Bil’s rating (out of 5): BBB.
USA/United Kingdom, 2002. Focus Features, Warner Bros., Baltimore Spring Creek Productions, Contagious Films, USA Films. Screenplay by David Henry Hwang, Laura Jones, Neil LaBute, based on the novel by A.S. Byatt. Cinematography by Jean-Yves Escoffier. Produced by Barry Levinson, Paula Weinstein. Music by Gabriel Yared. Production Design by Luciana Arrighi. Costume Design by Jenny Beaven. Film Editing by Claire Simpson.

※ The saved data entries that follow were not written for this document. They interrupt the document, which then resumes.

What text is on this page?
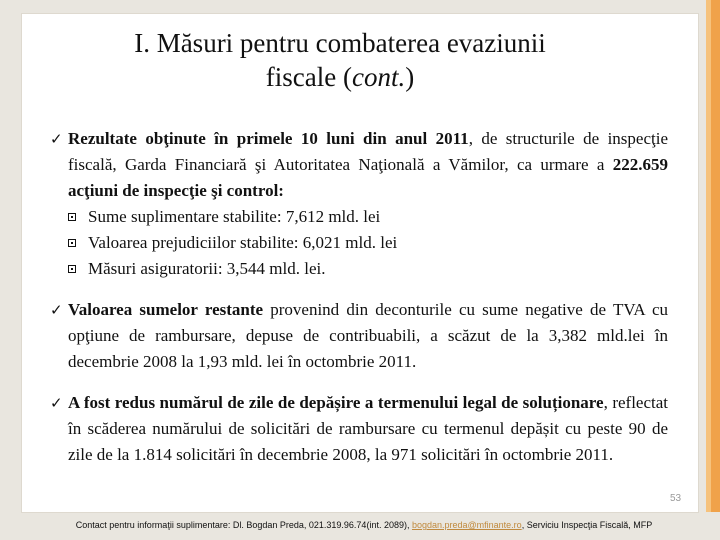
I. Măsuri pentru combaterea evaziunii
fiscale (cont.)

✓ Rezultate obţinute în primele 10 luni din anul 2011, de structurile de inspecţie fiscală, Garda Financiară şi Autoritatea Naţională a Vămilor, ca urmare a 222.659 acţiuni de inspecţie şi control:

Sume suplimentare stabilite: 7,612 mld. lei
Valoarea prejudiciilor stabilite: 6,021 mld. lei
Măsuri asiguratorii: 3,544 mld. lei.

✓ Valoarea sumelor restante provenind din deconturile cu sume negative de TVA cu opţiune de rambursare, depuse de contribuabili, a scăzut de la 3,382 mld.lei în decembrie 2008 la 1,93 mld. lei în octombrie 2011.

✓ A fost redus numărul de zile de depășire a termenului legal de soluționare, reflectat în scăderea numărului de solicitări de rambursare cu termenul depășit cu peste 90 de zile de la 1.814 solicitări în decembrie 2008, la 971 solicitări în octombrie 2011.

53
Contact pentru informaţii suplimentare: Dl. Bogdan Preda, 021.319.96.74(int. 2089), bogdan.preda@mfinante.ro, Serviciu Inspecţia Fiscală, MFP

A.S. Byatt’s richly romantic novel has been adapted to the big screen with partially successful results. An American research assistant (Aaron Eckhart) comes across evidence that the 19th-century poet he is studying (Jeremy Northam) could have possibly had a romance with a contemporary colleague (Jennifer Ehle). He teams up with the descendant of the female poet (Gwyneth Paltrow) to search a countryside of giant manors and hidden diaries to discover more information about this possible breakthrough in literary history, something made difficult by their having ambitious professors and grave-robbing museum curators hot on their trail. Paltrow and Eckhardt’s work together is excellent, and the muted romance that they develop while going through her work is sumptuous and satisfying. Unfortunately, the scenes involving Northam and Ehle aren’t quite as impressive, riddled with their lack of chemistry and somewhat shallow writing, leaving the film with an uncomfortable balance between the two storylines. Considering the fascinating journey that the two modern-day heroes go on, the film deserves to burn with a lot more passion than it does, but unfortunately it’s a pretty cold fish in comparison to a similar, more complex film like The French Lieutenant’s Woman (which doesn’t even have as good a story to start with).